病室に届けられたレモンの香りをかいだ彼女は、昔初恋の人と一緒にレモンを搾り、レモンスカッシュを飲んだことを思い出して快い幸福感に包まれました。そしてティータイムにレモネードを作り、ほっと一息つきながら飲むようになったのです。いつしかレモンの香りは、彼女が忘れかけていた微笑を取り戻させてくれました。 アロマテラピーには、こうした目に見えない心理的効果があります。現代の医学の治療法では、がんの原因になる心の緊張や不安まで取り除くことはできません。でもアロマは、香りという見えない薬で心を和らげ、ストレスを緩和することができるのです。
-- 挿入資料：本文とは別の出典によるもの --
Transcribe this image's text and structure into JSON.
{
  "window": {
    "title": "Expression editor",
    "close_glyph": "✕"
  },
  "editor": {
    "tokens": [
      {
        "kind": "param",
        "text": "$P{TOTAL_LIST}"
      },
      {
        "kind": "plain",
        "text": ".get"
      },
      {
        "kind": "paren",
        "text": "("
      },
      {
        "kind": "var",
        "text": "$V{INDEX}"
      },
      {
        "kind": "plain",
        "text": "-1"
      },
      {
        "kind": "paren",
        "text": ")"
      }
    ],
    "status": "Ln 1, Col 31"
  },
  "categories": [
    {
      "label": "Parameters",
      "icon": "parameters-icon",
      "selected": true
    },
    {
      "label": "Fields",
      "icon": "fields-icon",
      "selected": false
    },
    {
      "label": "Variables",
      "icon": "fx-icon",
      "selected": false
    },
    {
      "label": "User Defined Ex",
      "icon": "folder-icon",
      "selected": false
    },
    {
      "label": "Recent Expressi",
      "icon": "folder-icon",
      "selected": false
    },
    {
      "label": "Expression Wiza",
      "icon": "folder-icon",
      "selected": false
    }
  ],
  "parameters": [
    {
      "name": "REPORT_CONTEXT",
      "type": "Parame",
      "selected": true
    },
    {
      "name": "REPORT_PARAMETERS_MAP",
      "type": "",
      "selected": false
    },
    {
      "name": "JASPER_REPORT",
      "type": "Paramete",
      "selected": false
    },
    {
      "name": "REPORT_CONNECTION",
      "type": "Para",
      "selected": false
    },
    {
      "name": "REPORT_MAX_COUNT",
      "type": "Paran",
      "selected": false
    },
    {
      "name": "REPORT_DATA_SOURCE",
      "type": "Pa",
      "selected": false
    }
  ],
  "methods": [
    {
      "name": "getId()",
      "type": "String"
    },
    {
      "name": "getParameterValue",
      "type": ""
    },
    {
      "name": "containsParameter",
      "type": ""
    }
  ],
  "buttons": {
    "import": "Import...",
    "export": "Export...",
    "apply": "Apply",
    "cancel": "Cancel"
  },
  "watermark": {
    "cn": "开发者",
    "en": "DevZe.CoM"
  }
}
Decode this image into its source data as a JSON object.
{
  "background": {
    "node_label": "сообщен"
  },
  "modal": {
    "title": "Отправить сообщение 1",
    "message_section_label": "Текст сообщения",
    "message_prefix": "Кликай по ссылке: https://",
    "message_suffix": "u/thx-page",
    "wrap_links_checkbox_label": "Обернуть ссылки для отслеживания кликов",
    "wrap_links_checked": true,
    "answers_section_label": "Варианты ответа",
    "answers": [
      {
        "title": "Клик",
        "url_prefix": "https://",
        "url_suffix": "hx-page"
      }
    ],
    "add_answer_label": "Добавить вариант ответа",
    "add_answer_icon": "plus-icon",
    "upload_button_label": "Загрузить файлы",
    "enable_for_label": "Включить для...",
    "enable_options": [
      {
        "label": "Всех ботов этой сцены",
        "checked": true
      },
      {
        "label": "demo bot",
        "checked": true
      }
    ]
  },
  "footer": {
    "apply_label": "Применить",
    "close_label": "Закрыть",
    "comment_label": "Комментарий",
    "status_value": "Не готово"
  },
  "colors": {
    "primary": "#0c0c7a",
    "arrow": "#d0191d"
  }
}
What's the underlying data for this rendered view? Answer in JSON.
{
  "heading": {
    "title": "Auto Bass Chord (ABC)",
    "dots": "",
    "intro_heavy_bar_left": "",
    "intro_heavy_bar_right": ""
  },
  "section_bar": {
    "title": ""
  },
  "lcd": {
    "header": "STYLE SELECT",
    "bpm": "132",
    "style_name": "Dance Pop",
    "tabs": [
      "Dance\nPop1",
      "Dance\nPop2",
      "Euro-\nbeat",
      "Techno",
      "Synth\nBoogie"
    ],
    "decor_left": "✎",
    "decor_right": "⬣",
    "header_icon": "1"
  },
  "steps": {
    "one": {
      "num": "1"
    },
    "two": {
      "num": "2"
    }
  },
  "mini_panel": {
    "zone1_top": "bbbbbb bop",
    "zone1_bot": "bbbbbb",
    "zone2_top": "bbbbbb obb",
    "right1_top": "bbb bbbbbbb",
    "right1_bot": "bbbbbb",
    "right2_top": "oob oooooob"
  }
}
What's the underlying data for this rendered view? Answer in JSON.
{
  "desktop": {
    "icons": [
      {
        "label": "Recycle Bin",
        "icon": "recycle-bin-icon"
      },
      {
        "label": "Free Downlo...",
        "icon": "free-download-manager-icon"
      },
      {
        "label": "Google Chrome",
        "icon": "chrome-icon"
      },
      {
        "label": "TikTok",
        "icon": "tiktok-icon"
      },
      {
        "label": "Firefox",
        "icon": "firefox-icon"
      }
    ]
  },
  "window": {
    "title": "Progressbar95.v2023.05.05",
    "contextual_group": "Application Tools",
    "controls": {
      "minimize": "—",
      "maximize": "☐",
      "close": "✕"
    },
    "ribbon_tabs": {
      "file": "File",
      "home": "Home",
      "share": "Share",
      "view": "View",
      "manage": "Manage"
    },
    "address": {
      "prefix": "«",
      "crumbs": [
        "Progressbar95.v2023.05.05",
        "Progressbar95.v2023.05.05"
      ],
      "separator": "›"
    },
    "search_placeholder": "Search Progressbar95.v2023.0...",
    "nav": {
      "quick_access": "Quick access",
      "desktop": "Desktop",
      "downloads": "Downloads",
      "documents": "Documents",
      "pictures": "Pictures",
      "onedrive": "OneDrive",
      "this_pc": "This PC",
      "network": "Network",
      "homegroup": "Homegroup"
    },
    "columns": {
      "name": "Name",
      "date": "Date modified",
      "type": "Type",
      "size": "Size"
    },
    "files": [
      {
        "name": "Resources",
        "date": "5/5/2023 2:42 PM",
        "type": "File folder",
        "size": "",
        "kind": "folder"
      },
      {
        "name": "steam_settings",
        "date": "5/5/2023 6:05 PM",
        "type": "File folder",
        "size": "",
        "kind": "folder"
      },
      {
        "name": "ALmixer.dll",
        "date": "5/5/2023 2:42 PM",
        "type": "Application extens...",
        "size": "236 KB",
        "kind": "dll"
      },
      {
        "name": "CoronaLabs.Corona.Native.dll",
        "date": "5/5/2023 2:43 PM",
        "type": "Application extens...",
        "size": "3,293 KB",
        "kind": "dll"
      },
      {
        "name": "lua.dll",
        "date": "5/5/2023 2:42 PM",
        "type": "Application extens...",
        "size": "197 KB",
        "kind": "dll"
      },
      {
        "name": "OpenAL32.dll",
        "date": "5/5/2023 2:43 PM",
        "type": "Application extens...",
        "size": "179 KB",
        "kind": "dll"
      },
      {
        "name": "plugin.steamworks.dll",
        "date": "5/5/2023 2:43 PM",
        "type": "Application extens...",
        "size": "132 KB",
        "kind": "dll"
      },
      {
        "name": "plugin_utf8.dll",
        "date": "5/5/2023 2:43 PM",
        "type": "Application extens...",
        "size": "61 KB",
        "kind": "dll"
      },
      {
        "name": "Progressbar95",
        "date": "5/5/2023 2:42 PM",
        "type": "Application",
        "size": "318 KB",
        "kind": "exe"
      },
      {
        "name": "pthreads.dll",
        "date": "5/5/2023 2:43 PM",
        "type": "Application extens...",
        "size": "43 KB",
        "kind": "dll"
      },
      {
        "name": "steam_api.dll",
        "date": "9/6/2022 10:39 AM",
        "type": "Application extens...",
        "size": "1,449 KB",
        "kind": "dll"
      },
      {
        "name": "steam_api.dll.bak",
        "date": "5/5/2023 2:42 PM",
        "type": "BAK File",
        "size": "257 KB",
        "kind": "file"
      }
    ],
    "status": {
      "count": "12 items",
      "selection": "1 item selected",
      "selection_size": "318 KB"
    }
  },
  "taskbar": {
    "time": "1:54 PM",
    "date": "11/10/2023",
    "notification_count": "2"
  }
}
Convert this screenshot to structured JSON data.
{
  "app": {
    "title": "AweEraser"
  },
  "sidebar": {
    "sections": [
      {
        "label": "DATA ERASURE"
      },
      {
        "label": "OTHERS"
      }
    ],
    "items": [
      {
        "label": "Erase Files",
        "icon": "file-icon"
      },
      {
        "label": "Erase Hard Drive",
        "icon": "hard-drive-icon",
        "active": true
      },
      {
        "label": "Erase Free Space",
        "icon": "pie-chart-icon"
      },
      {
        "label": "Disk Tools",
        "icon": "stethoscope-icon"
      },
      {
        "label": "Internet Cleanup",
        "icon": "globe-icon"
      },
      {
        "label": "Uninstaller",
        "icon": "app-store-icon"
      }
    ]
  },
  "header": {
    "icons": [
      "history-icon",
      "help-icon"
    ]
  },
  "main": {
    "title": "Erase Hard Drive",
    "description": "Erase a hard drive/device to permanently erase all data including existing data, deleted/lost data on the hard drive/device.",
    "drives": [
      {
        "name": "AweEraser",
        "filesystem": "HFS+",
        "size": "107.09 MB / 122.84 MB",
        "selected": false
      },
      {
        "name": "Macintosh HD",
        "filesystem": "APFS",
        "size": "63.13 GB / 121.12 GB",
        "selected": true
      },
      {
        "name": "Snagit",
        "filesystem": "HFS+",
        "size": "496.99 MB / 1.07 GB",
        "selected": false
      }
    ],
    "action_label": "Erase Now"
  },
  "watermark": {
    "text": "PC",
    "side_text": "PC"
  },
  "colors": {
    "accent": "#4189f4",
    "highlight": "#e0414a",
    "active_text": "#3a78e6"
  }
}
私は患者さんにアロマトリートメントをして差し上げるとき、カウンセリングを大切にしています。がん患者さんの持つ心の重みが軽くなり、生きることは楽しいと感じてもらいたいと願っています。

私が受け持った乳がん患者さんの中に「この病気は私がサインを出したのよね。私の病気は無駄じゃなかったのよね」と言った方がいました。彼女は医師で、治療で仕事を休んでいる間にハーブやアロマの勉強をし、職場に復帰したら老人医療に生かしたいと言います。彼女の目は輝き、新しい仕事への意欲であふれていました。がんになったことをマイナスと考えず、立ち止まって自分にできることを見つめ直し、新しい発想が生まれてきたのでしょう。

今、がんを抱えている方は、小さなことでいいですから、自分にできる楽しみを見つけてください。たとえば子どものためにセーターを1枚編んであげるのもいいでしょう。くれぐれも「しなければならない」と思い込まないで。無理なくできる範囲でいいのです。自分と向き合い、がんを前向きに捉えることによって、人生は変わっていくと思います。